Your site and marketing are probably all about why your product is different and better than the competition.
But the product itself includes not just those shiny differentiators, but also a lot of the same basic plumbing that competitors have. Maybe users have to add other users. Or they’ve gotta connect integrations. Or they’ve gotta input data. Or, or, or…. At some point along the way, sometimes after lots of rote setup work, the different and better part actually manifests.
So sometimes, the prospect user experience goes like this:
“Oooh, this sounds interesting.”
“How does it work? I’m gonna try it.”
“Geez, hmm… OK - this looks like work.”
“You know what? I’ll come back to this later.”
But will they come back? It depends. Did you prove the different and better claim that attracted them in the beginning?
Here are some ways you might do it:
Guide the user down the most efficient path. Don’t make them find it. Don’t distract them with bells and whistles.

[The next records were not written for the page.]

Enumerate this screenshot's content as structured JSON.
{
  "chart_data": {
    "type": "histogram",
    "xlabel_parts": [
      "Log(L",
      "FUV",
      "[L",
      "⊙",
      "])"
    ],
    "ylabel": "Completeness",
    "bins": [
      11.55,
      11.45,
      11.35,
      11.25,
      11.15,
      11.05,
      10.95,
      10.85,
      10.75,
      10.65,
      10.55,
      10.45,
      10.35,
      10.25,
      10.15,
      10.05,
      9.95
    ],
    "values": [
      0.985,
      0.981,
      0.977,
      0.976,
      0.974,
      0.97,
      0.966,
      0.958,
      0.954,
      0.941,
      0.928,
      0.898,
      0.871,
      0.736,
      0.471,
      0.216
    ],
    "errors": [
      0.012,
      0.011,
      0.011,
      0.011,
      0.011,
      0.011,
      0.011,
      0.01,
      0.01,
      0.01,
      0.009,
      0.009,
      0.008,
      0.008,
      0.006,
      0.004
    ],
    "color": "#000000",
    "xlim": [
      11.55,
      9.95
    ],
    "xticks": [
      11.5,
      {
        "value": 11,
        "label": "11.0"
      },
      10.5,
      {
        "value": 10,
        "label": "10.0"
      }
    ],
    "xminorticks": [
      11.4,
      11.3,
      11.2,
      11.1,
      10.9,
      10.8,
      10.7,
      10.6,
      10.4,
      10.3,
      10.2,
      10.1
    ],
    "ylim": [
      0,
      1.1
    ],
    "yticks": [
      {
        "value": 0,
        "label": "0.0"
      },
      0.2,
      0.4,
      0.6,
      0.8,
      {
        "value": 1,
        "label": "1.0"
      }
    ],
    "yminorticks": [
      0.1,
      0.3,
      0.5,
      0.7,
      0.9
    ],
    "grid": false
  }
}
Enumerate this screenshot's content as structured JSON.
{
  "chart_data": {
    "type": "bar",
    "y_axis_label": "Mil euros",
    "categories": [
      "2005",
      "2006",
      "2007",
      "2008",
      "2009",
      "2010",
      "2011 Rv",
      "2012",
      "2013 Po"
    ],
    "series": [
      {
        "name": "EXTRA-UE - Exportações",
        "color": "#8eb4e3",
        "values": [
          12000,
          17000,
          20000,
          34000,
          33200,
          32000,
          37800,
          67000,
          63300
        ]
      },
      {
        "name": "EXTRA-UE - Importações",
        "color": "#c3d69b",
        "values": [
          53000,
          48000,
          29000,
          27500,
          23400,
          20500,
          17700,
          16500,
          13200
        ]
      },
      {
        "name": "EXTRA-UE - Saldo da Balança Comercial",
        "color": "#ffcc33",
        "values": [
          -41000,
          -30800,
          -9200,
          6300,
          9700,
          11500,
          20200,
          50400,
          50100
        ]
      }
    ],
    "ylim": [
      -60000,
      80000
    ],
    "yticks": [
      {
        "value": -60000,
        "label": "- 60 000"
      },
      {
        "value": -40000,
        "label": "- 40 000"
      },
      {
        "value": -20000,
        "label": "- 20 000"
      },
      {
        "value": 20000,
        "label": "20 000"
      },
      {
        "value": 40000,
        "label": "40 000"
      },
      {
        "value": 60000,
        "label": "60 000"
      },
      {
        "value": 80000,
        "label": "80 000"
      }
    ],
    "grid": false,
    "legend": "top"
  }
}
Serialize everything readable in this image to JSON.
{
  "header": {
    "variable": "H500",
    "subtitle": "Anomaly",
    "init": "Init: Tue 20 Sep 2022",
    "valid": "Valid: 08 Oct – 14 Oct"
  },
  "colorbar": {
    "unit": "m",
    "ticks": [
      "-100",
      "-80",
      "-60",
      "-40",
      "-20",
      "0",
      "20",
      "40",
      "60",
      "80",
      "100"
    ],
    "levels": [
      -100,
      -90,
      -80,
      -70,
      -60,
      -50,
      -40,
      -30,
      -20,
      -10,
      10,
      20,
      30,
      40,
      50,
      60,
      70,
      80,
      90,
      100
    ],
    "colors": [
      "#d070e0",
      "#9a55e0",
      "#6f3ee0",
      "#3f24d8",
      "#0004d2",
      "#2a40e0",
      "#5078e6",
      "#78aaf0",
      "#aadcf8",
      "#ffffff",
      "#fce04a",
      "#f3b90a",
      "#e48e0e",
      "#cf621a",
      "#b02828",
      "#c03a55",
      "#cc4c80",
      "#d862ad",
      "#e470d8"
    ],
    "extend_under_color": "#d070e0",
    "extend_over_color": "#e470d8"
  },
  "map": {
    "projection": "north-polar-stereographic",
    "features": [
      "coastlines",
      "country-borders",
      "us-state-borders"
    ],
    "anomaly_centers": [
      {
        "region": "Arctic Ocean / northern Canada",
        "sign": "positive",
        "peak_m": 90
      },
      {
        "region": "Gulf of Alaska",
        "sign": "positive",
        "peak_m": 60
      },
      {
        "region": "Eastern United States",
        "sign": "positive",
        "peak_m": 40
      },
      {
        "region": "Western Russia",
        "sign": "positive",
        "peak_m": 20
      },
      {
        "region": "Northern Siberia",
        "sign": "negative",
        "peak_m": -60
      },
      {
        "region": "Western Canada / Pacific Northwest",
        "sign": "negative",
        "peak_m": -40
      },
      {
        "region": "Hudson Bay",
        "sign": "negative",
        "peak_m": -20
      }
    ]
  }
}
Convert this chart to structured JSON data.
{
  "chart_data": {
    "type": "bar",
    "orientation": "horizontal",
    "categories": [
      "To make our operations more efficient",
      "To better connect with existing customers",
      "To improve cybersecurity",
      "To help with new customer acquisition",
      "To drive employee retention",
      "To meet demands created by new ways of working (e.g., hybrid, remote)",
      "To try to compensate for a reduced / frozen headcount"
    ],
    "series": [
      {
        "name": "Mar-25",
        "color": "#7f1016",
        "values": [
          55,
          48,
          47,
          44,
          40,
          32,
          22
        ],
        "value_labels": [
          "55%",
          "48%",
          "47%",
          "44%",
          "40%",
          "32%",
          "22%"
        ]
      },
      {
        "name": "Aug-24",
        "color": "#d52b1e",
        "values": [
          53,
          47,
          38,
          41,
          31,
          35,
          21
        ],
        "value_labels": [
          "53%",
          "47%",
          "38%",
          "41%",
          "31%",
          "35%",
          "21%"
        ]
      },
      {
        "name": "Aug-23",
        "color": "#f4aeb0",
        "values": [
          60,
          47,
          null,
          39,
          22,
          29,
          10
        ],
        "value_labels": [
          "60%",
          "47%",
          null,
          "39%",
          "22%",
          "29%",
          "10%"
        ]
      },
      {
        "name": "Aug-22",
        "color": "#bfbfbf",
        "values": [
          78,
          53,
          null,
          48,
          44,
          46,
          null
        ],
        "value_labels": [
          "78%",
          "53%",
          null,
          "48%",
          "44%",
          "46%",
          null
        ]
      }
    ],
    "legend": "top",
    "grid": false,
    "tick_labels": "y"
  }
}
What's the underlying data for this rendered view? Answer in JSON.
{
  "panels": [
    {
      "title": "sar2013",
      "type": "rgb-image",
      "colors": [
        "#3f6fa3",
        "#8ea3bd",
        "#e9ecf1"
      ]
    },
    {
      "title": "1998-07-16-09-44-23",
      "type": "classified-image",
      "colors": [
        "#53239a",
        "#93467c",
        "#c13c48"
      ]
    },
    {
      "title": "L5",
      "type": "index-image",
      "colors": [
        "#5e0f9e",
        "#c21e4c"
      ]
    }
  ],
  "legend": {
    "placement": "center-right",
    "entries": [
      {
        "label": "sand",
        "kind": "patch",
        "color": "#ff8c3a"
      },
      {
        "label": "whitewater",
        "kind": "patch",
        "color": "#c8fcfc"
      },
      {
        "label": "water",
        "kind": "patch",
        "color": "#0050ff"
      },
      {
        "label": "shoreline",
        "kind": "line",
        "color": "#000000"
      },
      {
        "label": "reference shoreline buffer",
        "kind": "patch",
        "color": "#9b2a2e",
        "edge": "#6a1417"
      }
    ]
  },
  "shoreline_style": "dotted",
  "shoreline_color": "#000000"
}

Avoid an obtrusive onboarding flow that feels like a blocker. Users will skip it and then be less effective in your product later.
Make sure your setup is as lightweight as possible. Enable users to come back and finish setup steps later.
Include easy-to-clear starter data or defaults so users don’t have to do all the input work to get going.
Use a series of Getting Started tip emails to bring the user back in for quick interactions.
Reduce decision paralysis by making it easy to throw away their experimental trial setup. Let them know up front that everything can be changed or discarded.
What techniques have you used to prove your software was different and better quickly?